Adie syndrome is a neurological disorder characterized by a tonically dilated pupil that reacts slowly to light but shows a more definite response to accommodation.
It is frequently seen in females with absent knee or ankle jerks and impaired sweating.
It most commonly affects younger women (2.6:1 female preponderance.
It is unilateral in 80% of cases.
Average age of onset is 32 years.
Adie pupil is caused by damage to the postganglionic fibers of the parasympathetic innervation of the eye, usually by a viral or bacterial infection which causes inflammation.
It is the damage to neurons in the ciliary ganglion, located in the posterior orbit, that provides parasympathetic control of eye constriction.
The inflammation affects the pupil of the eye and the autonomic nervous system.
The Adie syndrome has with three hallmark symptoms: at least one abnormally dilated pupil known as mydriasis, which does not constrict in response to light, the loss of deep tendon reflexes, and abnormalities of sweating.

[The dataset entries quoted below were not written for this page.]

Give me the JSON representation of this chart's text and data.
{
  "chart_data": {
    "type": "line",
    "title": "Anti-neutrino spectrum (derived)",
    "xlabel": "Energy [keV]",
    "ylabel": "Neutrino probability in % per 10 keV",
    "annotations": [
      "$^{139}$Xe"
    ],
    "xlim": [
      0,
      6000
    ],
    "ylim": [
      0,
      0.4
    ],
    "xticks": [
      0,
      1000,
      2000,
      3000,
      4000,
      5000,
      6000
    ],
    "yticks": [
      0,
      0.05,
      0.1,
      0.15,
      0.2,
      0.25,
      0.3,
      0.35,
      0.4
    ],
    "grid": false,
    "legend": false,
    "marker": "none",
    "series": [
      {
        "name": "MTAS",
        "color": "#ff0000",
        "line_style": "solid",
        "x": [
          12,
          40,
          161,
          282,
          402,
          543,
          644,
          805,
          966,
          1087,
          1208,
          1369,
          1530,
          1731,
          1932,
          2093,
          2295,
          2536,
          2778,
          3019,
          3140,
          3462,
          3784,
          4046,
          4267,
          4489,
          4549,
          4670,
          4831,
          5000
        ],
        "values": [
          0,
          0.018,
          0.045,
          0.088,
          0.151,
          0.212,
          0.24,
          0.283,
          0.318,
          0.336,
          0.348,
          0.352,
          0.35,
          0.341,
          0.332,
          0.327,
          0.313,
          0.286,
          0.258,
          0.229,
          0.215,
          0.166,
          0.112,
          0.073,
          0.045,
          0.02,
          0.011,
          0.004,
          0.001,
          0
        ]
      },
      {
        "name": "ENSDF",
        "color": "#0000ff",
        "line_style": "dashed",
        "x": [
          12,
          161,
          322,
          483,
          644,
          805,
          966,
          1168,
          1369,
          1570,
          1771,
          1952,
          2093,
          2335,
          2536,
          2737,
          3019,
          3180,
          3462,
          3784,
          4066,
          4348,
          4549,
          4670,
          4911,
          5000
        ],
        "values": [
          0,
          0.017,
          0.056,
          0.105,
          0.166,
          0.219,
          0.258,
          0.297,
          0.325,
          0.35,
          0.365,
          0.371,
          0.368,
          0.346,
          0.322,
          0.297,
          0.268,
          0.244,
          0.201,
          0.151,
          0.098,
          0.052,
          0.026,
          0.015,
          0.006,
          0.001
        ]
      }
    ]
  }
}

Additionally, signs may include hyperopia due to accommodative paresis, photophobia and difficulty reading.
Adie syndrome patients may also have cardiovascular abnormalities.
Patients with the syndrome can also experience abnormal autonomic control of the body, caused by damage to the dorsal root ganglia of the spinal cord.
Adie’s pupil is supersensitive to acetylcholine.
Pupillary constriction can be early sign of the brainstem herniation.
Testing with low dose pilocarpine may constrict the tonic pupil due to cholinergic denervation supersensitivity.
Abnormal pupil will not constrict with the dilute dose of pilocarpine.
The usual treatment is reading glasses to correct for impairment of the eye.
Pilocarpine drops may be administered as a treatment as well as a diagnostic measure.
Thoracic sympathectomy is the definitive treatment of diaphoresis, if not treatable by drug therapy.
Loss of deep tendon reflexes is permanent and may progress over time.